Metabolite Biomarkers for Type 2 Diabetes (T2D)

The Challenge: Type 2 Diabetes (T2D) Has a Heterogeneous Etiology

Type 2 diabetes (T2D) is a highly heterogeneous, multifactorial condition affecting over 400 million people worldwide. T2D’s heterogeneous etiology influences its progression, treatment, and complications. Therefore, a study recently conducted a data-driven cluster analysis in European individuals with T2D and stratified subjects into four clusters representing T2D subtypes: severe insulin-deficient (SIDD), severe insulin resistant (SIRD), mild obesity-related (MOD), and mild age-related (MARD) diabetes.¹

Given that clinical discrepancies between racial/ethnic groups have been confirmed, a more thorough validation of different populations is still warranted. Furthermore, individualized therapies targeting the underlying pathophysiology of T2D should be a primary goal in treating these patients. In this study, metabolomics helped characterize the broader spectrum of physiological perturbations associated with T2D to enable subtype-specific individualization of therapies.

Metabolon Insight: Metabolomics Characterizes T2D Subtypes

The Metabolon Global Discovery Panel was used in this study to profile plasma samples from an Arab population with T2D (n = 420) and without T2D (n = 1735).² The goal was to discover distinctive alterations in metabolic components of signaling pathways underlying different T2D subtypes.

The Solution: Elucidating T2D Subtype-Specific Metabolites

Here, the clustering approach was applied to subjects with T2D from an Arab population. Further, the team used nontargeted metabolomics and affinity proteomics profiling to identify cluster-specific physiological and biochemical processes. This study identified 214 proteins and 194 metabolites associated with T2D. In relation to plasma metabolites, this study confirmed previous findings that associate T2D with sugars (glucose, mannose, 1,5-anhydroglucitol (1,5-AG), etc.), branched-chain amino acids (BCAAs), and several lipids and markers of kidney function.
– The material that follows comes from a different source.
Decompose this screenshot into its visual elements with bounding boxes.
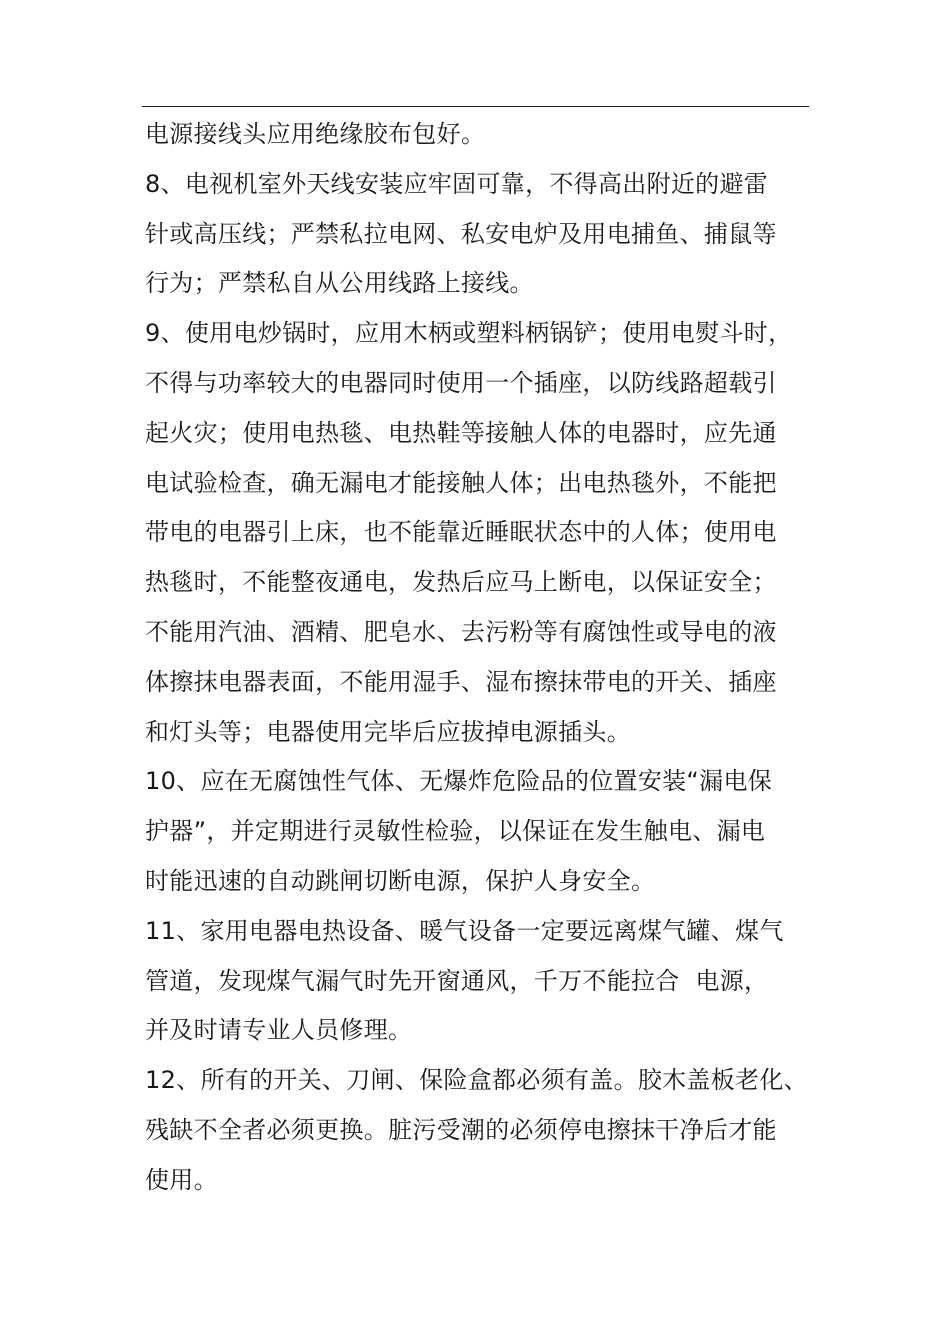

Cluster-specific signatures of proteins and metabolites were established, revealing T2D subtype-specific molecular mechanisms. As in the case of metabolites, subjects in the SIDD group had the lowest 1,5-AG levels of all other T2D subtypes. Blood sugars (eg, mannose, glucose, and fructose), cortisone, and cortisol were considerably higher in the SIDD cluster, indicating dysregulated glucose metabolism and many chronic complications of T2D. Furthermore, the SIDD cluster had lower levels of gamma-glutamyl amino acids, indicating perturbed glutathione metabolism. The levels of two sphingomyelin species were also lower in the SIDD cluster. Downregulated sphingolipid metabolism can affect insulin sensitivity. The SIRD cluster had elevated levels of 12,13-DiHOME, which can be used as an alternative energy source for SIRD individuals given their potentially limited access to glucose due to insulin resistance. The MOD cluster had high levels of hydroxyasparagine, 5-(galactosylhydroxy)-L-lysine, and 7-alpha-hydroxy-3-oxo-4-cholestenoate (7-Hoca), which play a role in lipid metabolism and obesity. The MARD cluster was the healthiest of the four T2D subtypes, with metabolomic profiles most similar to the controls.
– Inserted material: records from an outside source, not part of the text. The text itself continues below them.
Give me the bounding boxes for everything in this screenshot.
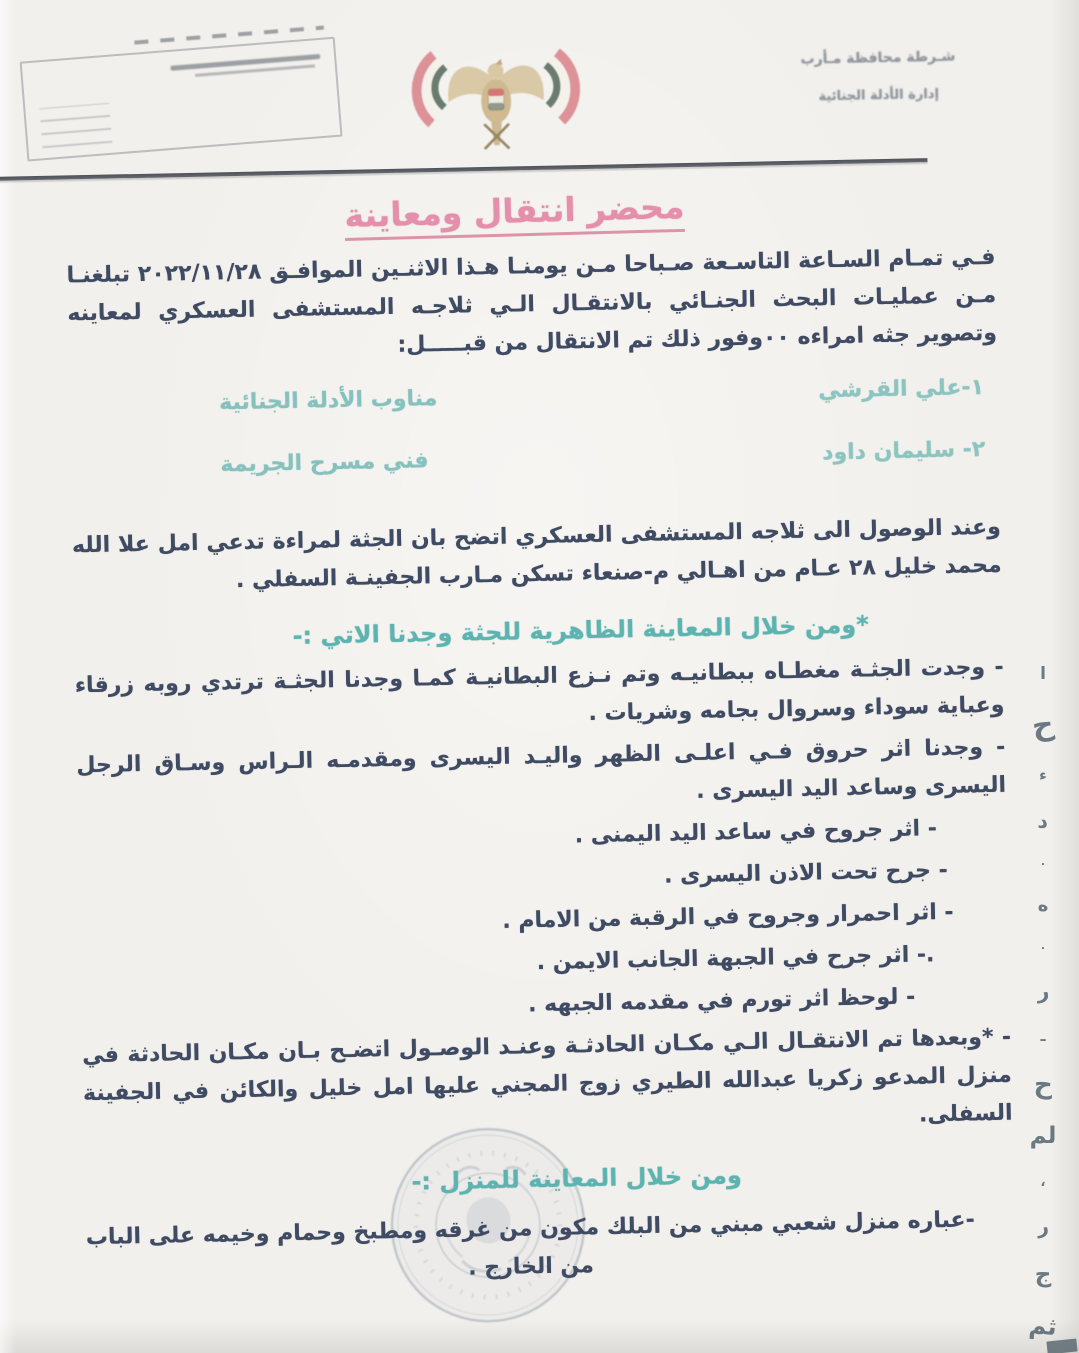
handwriting-mark: ر [1035, 978, 1051, 1003]
body-examination-heading: *ومن خلال المعاينة الظاهرية للجثة وجدنا الاتي :- [292, 610, 870, 650]
yemen-emblem-icon [397, 29, 596, 178]
handwriting-mark: ٠ [1039, 857, 1047, 870]
finding-item: - *وبعدها تم الانتقـال الـي مكـان الحادثـة وعنـد الوصـول اتضـح بـان مكـان الحادثة في منزل المدعو زكريا عبدالله الطيري زوج المجني عليها امل خليل والكائن في الجفينة السفلى. [81, 1024, 1013, 1128]
issuing-authority [800, 50, 956, 104]
title-row [65, 183, 965, 245]
handwriting-mark: ثم [1027, 1310, 1059, 1342]
attendee-role: مناوب الأدلة الجنائية [218, 386, 438, 416]
house-inspection-heading: ومن خلال المعاينة للمنزل :- [411, 1161, 743, 1196]
findings-list [74, 649, 1013, 1152]
handwriting-mark: لم [1029, 1123, 1057, 1149]
house-description-paragraph: -عباره منزل شعبي مبني من البلك مكون من غرقه ومطبخ وحمام وخيمه على الباب من الخارج . [85, 1207, 975, 1281]
finding-item: - جرح تحت الاذن اليسرى . [663, 857, 948, 889]
finding-item: - اثر احمرار وجروح في الرقبة من الامام . [502, 899, 954, 934]
handwriting-mark: ر [1035, 1213, 1051, 1239]
attendee-role: فني مسرح الجريمة [220, 448, 429, 478]
handwriting-scribble [134, 26, 324, 45]
authority-line2: إدارة الأدلة الجنائية [818, 86, 940, 105]
handwriting-mark: ج [1034, 1261, 1052, 1288]
document-title: محضر انتقال ومعاينة [344, 188, 685, 241]
arrival-paragraph: وعند الوصول الى ثلاجه المستشفى العسكري اتضح بان الجثة لمراءة تدعي امل علا الله محمد خليل ٢٨ عـام من اهـالي م-صنعاء تسكن مـارب الجفينـة السفلي . [71, 514, 1002, 594]
handwriting-mark: ، [1040, 1174, 1046, 1190]
handwriting-mark: ه [1037, 894, 1049, 916]
margin-handwriting-notes [1017, 664, 1069, 1342]
finding-item: - وجدنا اثر حروق فـي اعلـى الظهر واليـد اليسرى ومقدمـه الـراس وسـاق الرجل اليسرى وساعد اليد اليسرى . [76, 734, 1007, 804]
attendees-list [69, 369, 1000, 512]
receipt-stamp-box [20, 37, 343, 162]
authority-line1: شـرطة محافظة مـأرب [800, 48, 956, 68]
handwriting-mark: ـ [1040, 1027, 1046, 1045]
handwriting-mark: ح [1029, 706, 1057, 744]
attendee-name: ١-علي القرشي [818, 375, 985, 404]
document-header [61, 0, 993, 191]
handwriting-mark: ٠ [1039, 941, 1047, 954]
intro-paragraph: فـي تمـام السـاعة التاسـعة صـباحا مـن يومنـا هـذا الاثنـين الموافـق ٢٠٢٢/١١/٢٨ تبلغنـا مـن عمليـات البحث الجنـائي بالانتقـال الـي ثلاجـه المستشفى العسكري لمعاينه وتصوير جثه امراءه ٠٠وفور ذلك تم الانتقال من قبـــــل: [66, 244, 998, 358]
corner-ink-mark [1046, 1338, 1077, 1353]
attendee-name: ٢- سليمان داود [821, 437, 986, 466]
finding-item: - وجدت الجثـة مغطـاه ببطانيـه وتم نـزع البطانيـة كمـا وجدنا الجثـة ترتدي روبه زرقاء وعباية سوداء وسروال بجامه وشريات . [74, 654, 1005, 727]
finding-item: .- اثر جرح في الجبهة الجانب الايمن . [536, 942, 935, 976]
handwriting-mark: ا [1040, 664, 1046, 684]
handwriting-mark: ح [1032, 1068, 1054, 1101]
faint-handwriting-marks [39, 103, 112, 148]
finding-item: - لوحظ اثر تورم في مقدمه الجبهه . [527, 984, 916, 1018]
handwriting-mark: د [1036, 808, 1050, 833]
handwriting-mark: ء [1039, 766, 1047, 784]
finding-item: - اثر جروح في ساعد اليد اليمنى . [574, 816, 938, 849]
The Benefit: Improving Type 2 Diabetes Diagnosis and Therapeutic Strategies and Efficacy

This group translated the T2D subtypes to an Arab population and discovered distinct molecular signatures to further elucidate these T2D subtypes’ etiology. The research team identified many T2D subtype-specific metabolite and protein signatures that could help identify pathways involved in the etiology of T2D and enable more personalized treatment approaches. Metabolites supported as potentially causal for T2D in this data could be particularly interesting as novel therapeutic targets. These metabolites could potentially help diagnose the correct T2D subtype to improve care and outcomes for individuals with T2D. Monitoring these metabolites in patients with T2D via targeted metabolomic profiling may inform the efficacy of new therapeutic interventions.